Draghi et Mattarella

Draghi et Mattarella
Crédit photo : AFP

Mario Draghi est un poids-lourd de la politique italienne et c'est à dessein que le président Sergio Mattarella l'a désigné pour former un gouvernement. Les consultations vont prendre du temps et M. Draghi aura beaucoup de mal à succéder à Giuseppe Conte, qui a été contraint de démissionner à la suite de la défection des députés du parti centriste dirigé par Matteo Renzi, l'ancien maire de Florence. Le départ de M. Conte est d'autant plus regrettable que, venu du Mouvement cinque stelle (MCS, Mouvement cinq étoiles), il a réussi, il y a deux ans, à se débarrasser de la présence au gouvernement de Matteo Salvini, dirigeant de la Ligue, parti d'extrême droite proche du Rassemblement national, qui a alors juré qu'il avait tout son temps et qu'il reviendrait au pouvoir.

En réalité, M. Salvini est durablement cantonné dans l'opposition et la critique de pure forme, tandis que sa popularité s'amenuise. Ce n'est pas M. Draghi qui le sollicitera car l'ancien président de la BCE est profondément pro-européen et a acquis sa notoriété en devançant Emmanuel Macron sur le thème du « quoi qu'il en coûte » quand il a littéralement abaissé les taux d'intérêt jusqu'à zéro et inondé les pays européens de liquidités.

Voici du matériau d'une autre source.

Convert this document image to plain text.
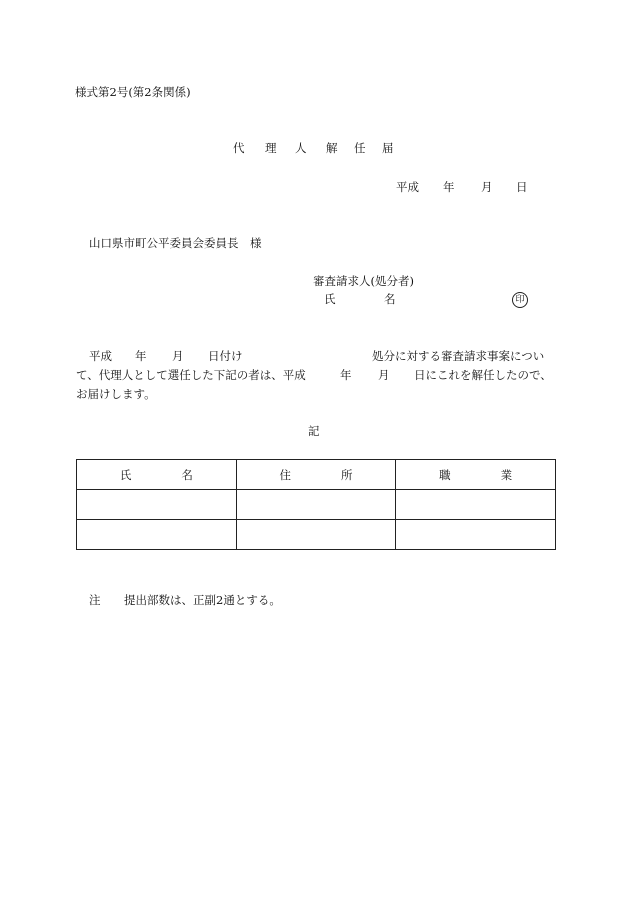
様式第2号(第2条関係)
代 理 人 解 任 届
平成 年 月 日
山口県市町公平委員会委員長　様
審査請求人(処分者)
氏	名	印
平成 年 月 日付け	処分に対する審査請求事案につい
て、代理人として選任した下記の者は、平成	年 月 日にこれを解任したので、
お届けします。
記
氏 名	住 所	職 業

注 提出部数は、正副2通とする。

Comme, du point de vue de la Ligue, l'Europe est la cause de tous les maux de l'Italie, Draghi et Salvini ne risquent pas de s'entendre. Mais, avec une sagesse déjà éprouvée auparavant, le président Mattarella a souhaité la continuité de la gouvernance en essayant M. Draghi.

En revanche, cette enième crise politique était évitable, M. Renzi a avec M. Conte des affinités centristes qu'il a oubliées pour de pures raisons politiciennes. Giuseppe Conte aurait dû logiquement céder au contexte populiste au moment où il a pris la tête du gouvernement ; il a préféré s'allier avec la gauche modérée et le centre pour inscrire fermement l'Italie dans l'Union européenne et ne pas se précipiter dans des mésaventures. On pouvait craindre le pire avec lui, il s'est transformé en héros de la politique italienne et n'a pas mérité le sort que Matteo Renzi, seulement fort des trois personnes qui le représentaient au gouvernement, lui a réservé par pur caprice ou par jalousie, sa popularité étant sur une pente constamment descendante.

D'une certaine manière, c 'est la ligne Mattarella qui, de Conte en Draghi, vient de s'affirmer. Une ligne européenne et fiscalement responsable. Une ligne qui protège le pays contre son insondable dette et qui lutte contre la pandémie. Le système italien ressemble à la IVème République et c'est pourquoi l'influence d'un président italien devrait être limitée à celle de Vincent Auriol. Mais il y a chez cet homme aux cheveux blancs une constance, une fermeté, une volonté d'écarter les aventuriers qui l'honore, même si elle le conduit à outrepasser ses droits quelque peu.

Le faux-pas de Matteo Renzi

Le premier constat est que M. Renzi, soumis à ses pulsions et à sa rancœur contre l'adversité, a fait un grave faux-pas. On ne déclenche pas une crise politique sous le prétexte qu'on est de mauvaise humeur et, surtout, on ne s'oppose pas à un homme intègre avec lequel on a une proximité idéologique naturelle pour le remplacer par un autre qui est en somme son clone. D'autant que Mario Draghi explore maintenant un labyrinthe, celui de la politicaillerie et des combinazioni, qui ressemble à l'enfer, les égoïsmes particuliers, comme celui de Renzi, remplaçant l'intérêt général, sous la menace gloutonne des populistes et des extrêmes. 

Le pari de M. Mattarella est que ce n'est pas la première fois que l'Italie fait appel à des technocrates comme Mario Draghi pour mettre un terme à une crise politique totalement artificielle. Quand Mario Monti, spécialiste des finances, a été désigné il y a quelques années pour former le gouvernement par le prédécesseur de M. Mattarella, c'était tout simplement pour écarter les populistes et laisser des experts faire leur travail. Les Français aiment assez l'Italie pour lui souhaiter bonne chance. Il n'y aurait rien de bon pour la France à ce que la péninsule soit accaparée par des politiciens hostiles à l'Union européenne et aux équilibres fondamentaux.